In short, a quality private investigator can now find out when his mark will be meeting someone, where his mark is anytime he wants and review his mark’s personal history as it pertains to public record with merely a laptop computer. The result is efficient utilization of time and client money—a significant perk when clients are paying $60 per hour for Jack Geren, P.I.’s services and have invested anywhere from $1500 to $2500 in retainer fees.

Naturally “quality” means different things to different people, and Jack III believes that patience and experience trump credentials in his line of work every time.

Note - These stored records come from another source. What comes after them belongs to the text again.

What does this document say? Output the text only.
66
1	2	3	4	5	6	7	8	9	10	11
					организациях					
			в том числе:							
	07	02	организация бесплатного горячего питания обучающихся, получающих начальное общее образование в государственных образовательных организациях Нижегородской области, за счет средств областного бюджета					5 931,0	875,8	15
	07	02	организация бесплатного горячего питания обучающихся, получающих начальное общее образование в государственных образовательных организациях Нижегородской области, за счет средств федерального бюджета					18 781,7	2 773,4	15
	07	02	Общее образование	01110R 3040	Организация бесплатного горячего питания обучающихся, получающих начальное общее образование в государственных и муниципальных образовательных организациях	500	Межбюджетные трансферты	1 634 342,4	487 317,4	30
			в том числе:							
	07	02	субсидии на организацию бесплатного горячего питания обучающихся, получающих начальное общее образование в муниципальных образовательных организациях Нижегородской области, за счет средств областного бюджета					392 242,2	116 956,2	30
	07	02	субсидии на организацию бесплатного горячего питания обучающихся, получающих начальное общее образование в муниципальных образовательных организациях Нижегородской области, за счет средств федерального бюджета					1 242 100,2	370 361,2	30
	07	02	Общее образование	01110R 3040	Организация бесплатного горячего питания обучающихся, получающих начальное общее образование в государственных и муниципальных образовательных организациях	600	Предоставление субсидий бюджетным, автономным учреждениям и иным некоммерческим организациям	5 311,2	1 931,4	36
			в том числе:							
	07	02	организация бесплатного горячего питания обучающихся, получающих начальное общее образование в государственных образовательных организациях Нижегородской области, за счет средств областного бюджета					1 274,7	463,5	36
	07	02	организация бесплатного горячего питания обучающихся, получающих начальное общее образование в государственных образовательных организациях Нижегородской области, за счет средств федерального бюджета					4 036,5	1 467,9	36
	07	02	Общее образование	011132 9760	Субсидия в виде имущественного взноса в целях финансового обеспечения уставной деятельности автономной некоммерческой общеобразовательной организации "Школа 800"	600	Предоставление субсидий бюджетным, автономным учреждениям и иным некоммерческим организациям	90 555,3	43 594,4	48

In an industry where it can be difficult to get started—most firms are small (i.e. not hiring), especially in the Lowcountry, and investigators new to the game must break in their gumshoes under someone else’s license—it’s highly competitive. And good P.I.’s are rare.

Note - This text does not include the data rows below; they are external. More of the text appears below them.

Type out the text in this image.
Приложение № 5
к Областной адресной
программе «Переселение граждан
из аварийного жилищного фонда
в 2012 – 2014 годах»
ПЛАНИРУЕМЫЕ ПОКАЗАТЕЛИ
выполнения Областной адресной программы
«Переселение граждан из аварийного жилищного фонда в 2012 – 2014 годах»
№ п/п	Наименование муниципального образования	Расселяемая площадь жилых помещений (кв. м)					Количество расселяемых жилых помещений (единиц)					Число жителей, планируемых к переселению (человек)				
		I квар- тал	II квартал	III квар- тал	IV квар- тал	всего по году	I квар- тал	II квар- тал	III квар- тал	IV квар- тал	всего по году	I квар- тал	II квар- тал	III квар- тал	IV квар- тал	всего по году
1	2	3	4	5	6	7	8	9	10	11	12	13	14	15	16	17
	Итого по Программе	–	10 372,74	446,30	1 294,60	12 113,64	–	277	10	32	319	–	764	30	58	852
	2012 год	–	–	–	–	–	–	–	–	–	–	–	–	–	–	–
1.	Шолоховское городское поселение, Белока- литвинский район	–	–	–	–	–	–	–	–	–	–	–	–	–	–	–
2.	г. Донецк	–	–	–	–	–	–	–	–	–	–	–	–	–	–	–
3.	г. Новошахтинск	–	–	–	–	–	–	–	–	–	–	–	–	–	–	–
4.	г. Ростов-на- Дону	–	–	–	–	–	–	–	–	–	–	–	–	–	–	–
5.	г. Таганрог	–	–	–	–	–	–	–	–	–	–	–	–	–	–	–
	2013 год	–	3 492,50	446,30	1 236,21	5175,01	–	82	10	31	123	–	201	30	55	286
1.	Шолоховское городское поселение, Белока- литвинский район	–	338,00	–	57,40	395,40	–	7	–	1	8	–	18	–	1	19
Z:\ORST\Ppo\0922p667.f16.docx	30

“It’s a bear sitting there, staring at a door for twelve hours, and nothing’s happening,” said Jack III. But it’s all about the discipline. “Because right when you think you can go, that’s when something happens.” Good P.I.’s can handle people—whether they’re distraught clients or a person who flies into a rage over the papers they’ve been served. Good P.I.’s can handle themselves—being disciplined enough to sit still for as long as it takes, for instance. They can do the research. They can file the papers properly that will ensure a court case is closed in their client’s favor if it’s warranted. They can do all the aspects of their job without violating any individual’s right or privacy laws.

They are multi-taskers who wear many hats. They have patience. And experience. They enjoy what they do. “Both my father and I get pleasure in the result, in turning nothing into something,” Jack III said. “And I also enjoy allowing people to shut a chapter in their life and begin a new one.” But it comes at a cost.

“I don’t have a trust issue, but I don’t trust people, if that makes any sense,” said Jack III, who, in extremely rare instances, will have a gun closeby. “I think people live in this fairy tale. They have tunnel vision because it’s easier.” He points to several factors why people can be so deceitful or conniving but one, simple idea seems to be the catalyst. “People are very seldom content.”

Do you want answers? Or can you handle the truth? The world can get ugly, but the men and women hired to prove it usually aren’t. They’re just honest.